What is PICSA?

Participatory Integrated Climate Services for Agriculture (PICSA) is a participatory approach for climate services and agricultural extension, developed by researchers at the University of Reading. PICSA aims to support smallholder farmers to make informed decisions under variable and changing climatic conditions. It does this through combining: i) accurate, locally-specific climate and weather information, ii) locally relevant crop, livestock and livelihood options, and iii) participatory decision-making tools.

The Challenge

Smallholder farming is vital for the food security and livelihoods of millions of people across the developing world. However, critical farming decisions depend on highly variable climatic factors such as the amount of rain that falls, extreme temperature, the timing of seasonal changes, as well as the occurrence of extreme conditions like dry spells and floods. Farmers thus face substantial risks and difficult decisions when planning their activities.

The PICSA Approach

PICSA places farmers at the centre of its approach, and helps them to address the above challenges through integrating:

  1. Communication of historical climate information, as well as seasonal and short term forecasts, in a way that is relevant and useful for farmers.
  2. Exploring crop, livestock and livelihood options available to farmers that may help them deal with climate and weather-related challenges.
  3. Using participatory decision-making tools that assist farmers to make informed decisions when planning their activities.


The PICSA Approach

The PICSA Principles

PICSA promotes farmer empowerment through two guiding principles:

  • ‘The Farmer Decides’ – farmers are best placed to make decisions about their agricultural practices, because they have detailed knowledge of their farm, system and environment, and they also face the consequences (whether favourable or unfavourable) of their decisions.
  • ‘Options by Context’ – different farmers have different contexts. This includes differences in wealth, education, land, goals and attitudes to risk. Therefore, what works for one farmer might not work for another. Farmers should thus make decisions that are right for their own contexts.

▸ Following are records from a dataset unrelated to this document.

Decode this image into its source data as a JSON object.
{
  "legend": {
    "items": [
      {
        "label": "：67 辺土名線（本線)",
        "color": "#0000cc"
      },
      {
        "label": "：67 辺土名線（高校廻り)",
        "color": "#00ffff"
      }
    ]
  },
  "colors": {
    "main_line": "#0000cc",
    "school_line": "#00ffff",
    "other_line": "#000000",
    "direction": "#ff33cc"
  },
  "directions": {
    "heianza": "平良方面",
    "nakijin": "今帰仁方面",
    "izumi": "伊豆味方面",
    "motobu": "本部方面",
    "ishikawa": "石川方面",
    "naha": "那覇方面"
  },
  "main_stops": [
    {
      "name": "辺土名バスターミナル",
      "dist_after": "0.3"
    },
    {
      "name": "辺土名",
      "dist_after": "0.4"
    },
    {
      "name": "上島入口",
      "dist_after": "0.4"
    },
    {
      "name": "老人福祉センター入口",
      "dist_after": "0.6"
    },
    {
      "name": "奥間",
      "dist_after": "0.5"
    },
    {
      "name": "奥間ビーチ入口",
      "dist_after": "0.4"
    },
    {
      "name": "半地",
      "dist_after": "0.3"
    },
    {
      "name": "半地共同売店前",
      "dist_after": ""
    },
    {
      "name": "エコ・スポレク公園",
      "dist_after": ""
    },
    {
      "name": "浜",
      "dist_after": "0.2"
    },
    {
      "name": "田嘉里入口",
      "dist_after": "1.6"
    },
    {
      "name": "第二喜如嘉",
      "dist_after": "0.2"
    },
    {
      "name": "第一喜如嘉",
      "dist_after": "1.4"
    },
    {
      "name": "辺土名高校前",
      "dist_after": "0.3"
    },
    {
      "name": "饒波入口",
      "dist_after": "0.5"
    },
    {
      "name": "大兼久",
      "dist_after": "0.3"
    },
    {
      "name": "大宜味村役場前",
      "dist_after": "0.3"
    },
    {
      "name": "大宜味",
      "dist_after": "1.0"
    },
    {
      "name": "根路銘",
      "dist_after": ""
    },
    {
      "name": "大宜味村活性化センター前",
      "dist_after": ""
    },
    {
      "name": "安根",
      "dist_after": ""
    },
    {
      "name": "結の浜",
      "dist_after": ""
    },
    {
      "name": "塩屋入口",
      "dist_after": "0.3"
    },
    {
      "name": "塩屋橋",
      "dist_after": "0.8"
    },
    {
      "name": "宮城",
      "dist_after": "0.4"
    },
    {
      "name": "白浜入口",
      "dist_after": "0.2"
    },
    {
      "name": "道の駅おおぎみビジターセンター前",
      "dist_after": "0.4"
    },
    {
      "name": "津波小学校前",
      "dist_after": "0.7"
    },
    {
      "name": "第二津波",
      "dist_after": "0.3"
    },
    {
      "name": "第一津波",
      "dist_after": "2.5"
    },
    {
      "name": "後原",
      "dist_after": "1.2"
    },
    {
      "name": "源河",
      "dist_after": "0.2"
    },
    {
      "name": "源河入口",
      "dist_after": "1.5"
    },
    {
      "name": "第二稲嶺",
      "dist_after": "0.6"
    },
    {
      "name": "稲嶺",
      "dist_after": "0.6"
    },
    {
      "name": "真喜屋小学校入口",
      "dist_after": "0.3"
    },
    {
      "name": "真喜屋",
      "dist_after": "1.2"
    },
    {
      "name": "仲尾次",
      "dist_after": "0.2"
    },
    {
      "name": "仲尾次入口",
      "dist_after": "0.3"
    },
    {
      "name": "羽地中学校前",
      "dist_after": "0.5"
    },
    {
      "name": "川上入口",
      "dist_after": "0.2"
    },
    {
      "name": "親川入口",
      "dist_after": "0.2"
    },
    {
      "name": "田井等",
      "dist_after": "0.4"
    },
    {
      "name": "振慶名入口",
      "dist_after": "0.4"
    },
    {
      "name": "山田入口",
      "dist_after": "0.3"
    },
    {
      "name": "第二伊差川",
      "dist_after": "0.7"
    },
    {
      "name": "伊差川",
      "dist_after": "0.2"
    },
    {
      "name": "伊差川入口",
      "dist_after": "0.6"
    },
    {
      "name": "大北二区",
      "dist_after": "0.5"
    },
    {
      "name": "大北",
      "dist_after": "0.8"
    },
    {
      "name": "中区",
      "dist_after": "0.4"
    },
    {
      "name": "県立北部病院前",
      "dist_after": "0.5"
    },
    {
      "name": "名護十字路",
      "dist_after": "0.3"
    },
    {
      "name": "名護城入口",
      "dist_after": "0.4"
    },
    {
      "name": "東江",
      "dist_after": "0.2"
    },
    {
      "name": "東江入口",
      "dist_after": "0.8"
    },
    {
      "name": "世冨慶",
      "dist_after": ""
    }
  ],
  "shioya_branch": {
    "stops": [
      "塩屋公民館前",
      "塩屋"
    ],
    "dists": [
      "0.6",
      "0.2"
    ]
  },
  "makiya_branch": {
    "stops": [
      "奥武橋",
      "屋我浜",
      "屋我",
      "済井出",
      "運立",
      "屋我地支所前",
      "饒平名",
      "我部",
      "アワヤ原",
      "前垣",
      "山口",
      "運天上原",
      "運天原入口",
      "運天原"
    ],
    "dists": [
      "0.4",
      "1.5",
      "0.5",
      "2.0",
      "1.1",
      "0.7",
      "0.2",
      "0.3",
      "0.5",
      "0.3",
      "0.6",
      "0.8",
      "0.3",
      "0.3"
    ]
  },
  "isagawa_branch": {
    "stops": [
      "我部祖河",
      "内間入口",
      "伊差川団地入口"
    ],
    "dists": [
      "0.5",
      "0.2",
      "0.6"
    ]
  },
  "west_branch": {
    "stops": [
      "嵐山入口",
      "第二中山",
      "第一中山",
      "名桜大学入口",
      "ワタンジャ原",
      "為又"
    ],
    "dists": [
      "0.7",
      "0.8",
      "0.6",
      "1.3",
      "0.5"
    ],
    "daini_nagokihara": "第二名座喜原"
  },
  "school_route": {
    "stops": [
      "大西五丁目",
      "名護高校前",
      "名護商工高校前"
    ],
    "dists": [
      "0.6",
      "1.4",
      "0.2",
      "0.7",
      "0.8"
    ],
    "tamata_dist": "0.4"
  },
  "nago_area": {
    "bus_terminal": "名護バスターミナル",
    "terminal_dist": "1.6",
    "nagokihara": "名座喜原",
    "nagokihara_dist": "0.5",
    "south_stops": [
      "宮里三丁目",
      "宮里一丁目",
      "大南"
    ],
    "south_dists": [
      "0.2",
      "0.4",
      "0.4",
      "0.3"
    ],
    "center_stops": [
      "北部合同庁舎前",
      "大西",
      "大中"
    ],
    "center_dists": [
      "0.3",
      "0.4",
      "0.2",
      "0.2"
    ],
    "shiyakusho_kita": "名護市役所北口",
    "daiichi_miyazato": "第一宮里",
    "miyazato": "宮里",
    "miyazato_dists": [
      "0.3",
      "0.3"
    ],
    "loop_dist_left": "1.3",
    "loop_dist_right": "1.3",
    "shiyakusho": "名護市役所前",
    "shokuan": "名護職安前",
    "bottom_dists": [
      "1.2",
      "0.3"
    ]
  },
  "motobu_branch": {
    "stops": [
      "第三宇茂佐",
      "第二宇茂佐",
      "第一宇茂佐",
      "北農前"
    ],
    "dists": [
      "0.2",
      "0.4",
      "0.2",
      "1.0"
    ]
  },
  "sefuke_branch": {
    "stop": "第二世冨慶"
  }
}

In practice, 12 logical steps make up the PICSA approach. Agricultural field staff implement these steps with farmers, starting long before the growing season, then continuing shortly before, during, and after the season. See our Resources page for more details on the steps.


PICSA began in 2011 when researchers from the University of Reading used participatory research methods to explore historical climate data with farmers in Zimbabwe. The farmers indicated the methods were useful for helping them make decisions, and so the researchers developed them further to create PICSA. The PICSA field manual formalised the approach in 2015, and can be found in our Resources page. PICSA has experienced a surge in interest and demand from regional organisations, governments and non-governmental organisations. As a result, it is now being implemented in more than 20 countries and reaching tens of thousands of farmers worldwide.